Çinliler süt için “süt, bebeklerle yavru hayvanların emmesi içindir” derler. Buradaki sütten kasıt da elbette anne sütüdür; inek sütü, koyun sütü değil. Kaymağı alınan süt vücuttaki kalsiyum ve fosfor dengesini bozar. Bu kemik erimesine kadar gider. Dolaşım sistemini koruyalım derken bu sefer iskelet sistemini tahrip etmeye başlarız. İlle de süt içmek isteyen, ev yapımı ve tercihen keçi sütü ve bu sütten yapılma yoğurt ve peynirleri tercih etmelidir. Anne sütüne en yakın süt keçi sütüdür. İnek sütü ve pastörize edilmiş süt içmeye devam ederseniz başta bağırsak sorunları olmak üzere şişkinlik, kabızlık, kemik sorunlarıyla karşılaşabilirsiniz.

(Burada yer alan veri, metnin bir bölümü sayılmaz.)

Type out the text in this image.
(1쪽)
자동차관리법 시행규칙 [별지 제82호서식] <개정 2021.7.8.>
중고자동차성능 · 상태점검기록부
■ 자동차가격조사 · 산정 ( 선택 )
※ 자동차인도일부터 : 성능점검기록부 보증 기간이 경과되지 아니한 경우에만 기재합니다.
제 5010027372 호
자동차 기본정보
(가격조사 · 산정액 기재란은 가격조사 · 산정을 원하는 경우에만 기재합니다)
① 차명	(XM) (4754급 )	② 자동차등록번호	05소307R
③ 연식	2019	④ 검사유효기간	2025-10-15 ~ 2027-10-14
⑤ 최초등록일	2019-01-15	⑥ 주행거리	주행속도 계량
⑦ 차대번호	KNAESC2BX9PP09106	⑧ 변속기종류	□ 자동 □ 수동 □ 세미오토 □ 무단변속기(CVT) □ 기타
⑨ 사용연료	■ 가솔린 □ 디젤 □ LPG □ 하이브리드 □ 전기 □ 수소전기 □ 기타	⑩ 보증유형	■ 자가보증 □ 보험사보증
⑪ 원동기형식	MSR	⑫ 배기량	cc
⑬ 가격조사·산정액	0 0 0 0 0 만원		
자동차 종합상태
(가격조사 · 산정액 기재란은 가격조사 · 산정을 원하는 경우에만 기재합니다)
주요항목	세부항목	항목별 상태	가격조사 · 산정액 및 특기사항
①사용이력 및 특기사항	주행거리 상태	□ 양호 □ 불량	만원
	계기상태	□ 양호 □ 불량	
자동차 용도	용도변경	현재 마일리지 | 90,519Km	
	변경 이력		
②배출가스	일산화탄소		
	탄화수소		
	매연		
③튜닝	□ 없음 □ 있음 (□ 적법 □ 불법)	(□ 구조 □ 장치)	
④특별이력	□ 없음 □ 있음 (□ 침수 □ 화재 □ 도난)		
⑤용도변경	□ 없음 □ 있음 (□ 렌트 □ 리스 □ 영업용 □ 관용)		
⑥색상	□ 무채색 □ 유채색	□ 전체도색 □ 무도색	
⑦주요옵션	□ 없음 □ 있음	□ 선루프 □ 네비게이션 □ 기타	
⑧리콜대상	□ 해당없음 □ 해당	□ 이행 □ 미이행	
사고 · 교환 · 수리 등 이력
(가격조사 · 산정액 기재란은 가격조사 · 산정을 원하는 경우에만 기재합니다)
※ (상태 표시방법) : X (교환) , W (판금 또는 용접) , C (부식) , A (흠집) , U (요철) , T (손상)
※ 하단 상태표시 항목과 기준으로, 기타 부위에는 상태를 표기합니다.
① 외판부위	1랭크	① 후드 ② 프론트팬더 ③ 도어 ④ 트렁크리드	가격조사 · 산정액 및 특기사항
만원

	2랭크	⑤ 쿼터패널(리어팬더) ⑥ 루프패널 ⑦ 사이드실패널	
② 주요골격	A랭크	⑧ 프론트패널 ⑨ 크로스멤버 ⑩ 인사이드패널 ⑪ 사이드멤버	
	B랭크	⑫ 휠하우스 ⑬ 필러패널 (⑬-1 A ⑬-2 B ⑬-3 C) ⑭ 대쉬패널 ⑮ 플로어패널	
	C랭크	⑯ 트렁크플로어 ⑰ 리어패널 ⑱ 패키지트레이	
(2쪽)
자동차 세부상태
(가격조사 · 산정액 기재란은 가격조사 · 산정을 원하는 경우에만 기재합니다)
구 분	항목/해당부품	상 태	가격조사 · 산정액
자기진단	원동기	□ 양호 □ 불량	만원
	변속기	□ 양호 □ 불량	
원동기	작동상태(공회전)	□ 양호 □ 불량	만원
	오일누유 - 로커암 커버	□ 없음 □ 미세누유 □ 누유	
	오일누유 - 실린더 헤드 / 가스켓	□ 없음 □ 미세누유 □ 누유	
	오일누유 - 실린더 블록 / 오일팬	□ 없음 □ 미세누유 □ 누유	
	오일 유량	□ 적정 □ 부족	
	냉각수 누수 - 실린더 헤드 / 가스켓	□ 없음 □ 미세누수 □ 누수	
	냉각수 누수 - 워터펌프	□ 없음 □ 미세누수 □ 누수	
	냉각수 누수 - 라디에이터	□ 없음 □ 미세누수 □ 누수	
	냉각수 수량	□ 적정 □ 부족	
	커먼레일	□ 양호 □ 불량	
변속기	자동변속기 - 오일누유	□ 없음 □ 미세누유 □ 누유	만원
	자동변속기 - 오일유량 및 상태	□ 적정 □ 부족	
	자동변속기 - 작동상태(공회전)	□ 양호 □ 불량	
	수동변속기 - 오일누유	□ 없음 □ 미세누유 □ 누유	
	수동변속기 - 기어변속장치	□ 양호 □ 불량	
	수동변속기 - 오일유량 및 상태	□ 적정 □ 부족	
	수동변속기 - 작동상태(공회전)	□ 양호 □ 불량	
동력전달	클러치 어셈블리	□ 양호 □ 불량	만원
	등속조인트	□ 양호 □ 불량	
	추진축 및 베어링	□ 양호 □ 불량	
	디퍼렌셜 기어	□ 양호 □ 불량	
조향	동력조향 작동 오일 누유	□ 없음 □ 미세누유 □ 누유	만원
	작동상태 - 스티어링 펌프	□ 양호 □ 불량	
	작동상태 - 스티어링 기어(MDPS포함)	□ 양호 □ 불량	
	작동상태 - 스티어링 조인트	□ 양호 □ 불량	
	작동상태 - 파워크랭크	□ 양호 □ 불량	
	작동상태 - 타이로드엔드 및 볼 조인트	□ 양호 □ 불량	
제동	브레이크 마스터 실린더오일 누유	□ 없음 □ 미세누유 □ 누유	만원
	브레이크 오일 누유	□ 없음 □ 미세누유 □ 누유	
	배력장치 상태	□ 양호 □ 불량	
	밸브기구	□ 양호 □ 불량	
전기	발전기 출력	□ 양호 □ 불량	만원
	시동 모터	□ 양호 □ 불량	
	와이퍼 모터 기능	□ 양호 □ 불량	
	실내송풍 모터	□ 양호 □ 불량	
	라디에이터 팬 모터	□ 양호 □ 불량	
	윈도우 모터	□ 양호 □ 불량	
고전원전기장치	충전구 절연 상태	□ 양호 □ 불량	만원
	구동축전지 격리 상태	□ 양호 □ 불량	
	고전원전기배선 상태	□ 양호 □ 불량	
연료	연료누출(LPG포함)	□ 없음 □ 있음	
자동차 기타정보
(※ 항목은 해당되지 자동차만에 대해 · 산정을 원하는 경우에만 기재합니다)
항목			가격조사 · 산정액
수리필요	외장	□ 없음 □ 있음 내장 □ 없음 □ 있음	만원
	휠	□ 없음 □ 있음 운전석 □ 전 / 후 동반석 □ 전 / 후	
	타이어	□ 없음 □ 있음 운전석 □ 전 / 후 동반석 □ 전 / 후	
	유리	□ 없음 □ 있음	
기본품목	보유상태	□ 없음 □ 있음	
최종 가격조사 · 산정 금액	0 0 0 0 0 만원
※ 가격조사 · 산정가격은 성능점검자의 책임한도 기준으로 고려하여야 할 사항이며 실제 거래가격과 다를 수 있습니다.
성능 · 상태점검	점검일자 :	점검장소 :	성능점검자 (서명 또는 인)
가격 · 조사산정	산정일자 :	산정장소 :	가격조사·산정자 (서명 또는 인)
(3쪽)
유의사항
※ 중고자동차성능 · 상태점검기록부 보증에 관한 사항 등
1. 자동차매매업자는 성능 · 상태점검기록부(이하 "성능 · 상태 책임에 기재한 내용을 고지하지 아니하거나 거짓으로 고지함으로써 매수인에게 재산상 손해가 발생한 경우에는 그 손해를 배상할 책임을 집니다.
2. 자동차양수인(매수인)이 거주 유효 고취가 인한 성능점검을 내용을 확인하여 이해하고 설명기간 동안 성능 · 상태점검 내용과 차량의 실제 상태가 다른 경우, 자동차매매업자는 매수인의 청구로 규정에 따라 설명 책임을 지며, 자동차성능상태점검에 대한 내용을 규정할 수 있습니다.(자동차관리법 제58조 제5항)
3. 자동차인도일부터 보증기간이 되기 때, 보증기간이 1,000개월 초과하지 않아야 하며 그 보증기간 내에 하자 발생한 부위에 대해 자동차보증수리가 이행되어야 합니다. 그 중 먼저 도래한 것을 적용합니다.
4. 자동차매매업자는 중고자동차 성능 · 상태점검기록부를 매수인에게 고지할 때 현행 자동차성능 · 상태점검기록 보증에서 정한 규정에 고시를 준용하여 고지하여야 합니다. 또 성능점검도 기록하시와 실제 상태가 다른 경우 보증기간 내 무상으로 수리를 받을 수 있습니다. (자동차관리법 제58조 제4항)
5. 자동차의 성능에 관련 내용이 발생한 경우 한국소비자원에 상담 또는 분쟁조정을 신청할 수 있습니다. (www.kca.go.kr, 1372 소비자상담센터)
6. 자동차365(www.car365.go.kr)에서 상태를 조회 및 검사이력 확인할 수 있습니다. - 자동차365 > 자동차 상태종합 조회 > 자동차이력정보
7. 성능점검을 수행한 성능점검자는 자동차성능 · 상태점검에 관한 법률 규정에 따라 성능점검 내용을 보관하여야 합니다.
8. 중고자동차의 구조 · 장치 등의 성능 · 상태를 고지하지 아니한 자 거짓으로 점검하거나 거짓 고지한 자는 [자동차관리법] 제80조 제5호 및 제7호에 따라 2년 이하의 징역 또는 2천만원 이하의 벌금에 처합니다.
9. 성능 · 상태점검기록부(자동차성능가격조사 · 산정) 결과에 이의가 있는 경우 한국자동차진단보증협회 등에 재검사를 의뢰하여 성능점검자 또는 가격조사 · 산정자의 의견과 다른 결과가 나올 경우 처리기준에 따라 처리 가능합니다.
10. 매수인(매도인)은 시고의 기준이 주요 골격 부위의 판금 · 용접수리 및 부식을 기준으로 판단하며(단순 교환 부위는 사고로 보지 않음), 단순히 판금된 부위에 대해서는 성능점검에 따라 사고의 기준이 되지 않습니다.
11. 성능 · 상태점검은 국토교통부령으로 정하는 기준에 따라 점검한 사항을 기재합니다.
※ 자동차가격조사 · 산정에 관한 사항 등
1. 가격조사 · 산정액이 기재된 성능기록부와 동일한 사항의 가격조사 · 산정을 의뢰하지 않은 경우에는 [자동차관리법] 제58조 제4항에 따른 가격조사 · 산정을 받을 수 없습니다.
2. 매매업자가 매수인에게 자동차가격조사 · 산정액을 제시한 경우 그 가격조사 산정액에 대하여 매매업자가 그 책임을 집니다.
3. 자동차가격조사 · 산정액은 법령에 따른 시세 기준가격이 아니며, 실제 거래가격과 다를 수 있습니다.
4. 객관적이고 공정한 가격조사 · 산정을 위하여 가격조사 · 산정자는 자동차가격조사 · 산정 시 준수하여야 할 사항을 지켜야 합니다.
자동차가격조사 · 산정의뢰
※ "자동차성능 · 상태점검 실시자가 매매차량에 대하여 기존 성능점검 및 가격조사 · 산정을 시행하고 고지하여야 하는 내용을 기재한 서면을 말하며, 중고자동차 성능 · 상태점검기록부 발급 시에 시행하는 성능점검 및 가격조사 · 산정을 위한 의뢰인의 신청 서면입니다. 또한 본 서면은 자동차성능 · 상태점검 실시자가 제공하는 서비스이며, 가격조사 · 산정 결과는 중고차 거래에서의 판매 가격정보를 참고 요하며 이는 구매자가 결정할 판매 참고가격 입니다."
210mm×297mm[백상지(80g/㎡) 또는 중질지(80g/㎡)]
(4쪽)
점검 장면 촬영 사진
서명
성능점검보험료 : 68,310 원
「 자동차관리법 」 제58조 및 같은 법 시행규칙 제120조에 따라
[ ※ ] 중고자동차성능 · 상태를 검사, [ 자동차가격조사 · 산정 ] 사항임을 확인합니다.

Tuzlu: Suyla alakalı organlara hitap eder, yani böbrek ve mesaneye. Tuzlu besinler kistleri ve lenf bezindeki nodülleri yumuşatarak atmaya yarar. Çoğu insan için masa tuzu zararlıdır, bunun yerine deniz tuzu ya da Himalaya tuzu kullanmakta fayda vardır. Aşırı tuz kalbe ve incebağırsağa zarar verebilir çünkü kanın pıhtılaşma oranını artırır.
Ekşi: Limon gibi besinler tahta elementiyle ilintilidir; karaciğer ve safrakesesine hitap eder. Ekşiler kolaylıkla emilebilir. Sıvıların hareketini yavaşlatma özelliği ile ishal ve aşırı terleme gibi rahatsızlıklara iyi gelir. Fazlası mide için iyi değildir. Ekşilere örnek, limon, elma, üzüm, domates verilebilir.
Acı: Ateşle alakalı olup kalbe ve incebağırsağa hitap eder. Acı ateşi kontrol altında tutar, dolayısıyla ateşli hastalıklara iyi gelir. Kahvenin içinde de acı vardır ama kafeinin zararlı etkileri de. Kahve sinir sistemini normalin üzerinde uyarır. Acılı yemekler kalp için faydalıdır ve sindirime iyi gelir. Ateş metali eritir, o yüzden fazla acı ciğerleri ve kalınbağırsağı zararlı yönde etkiler. Örnek besinler sirke, kahve, turunçgiller verilebilir.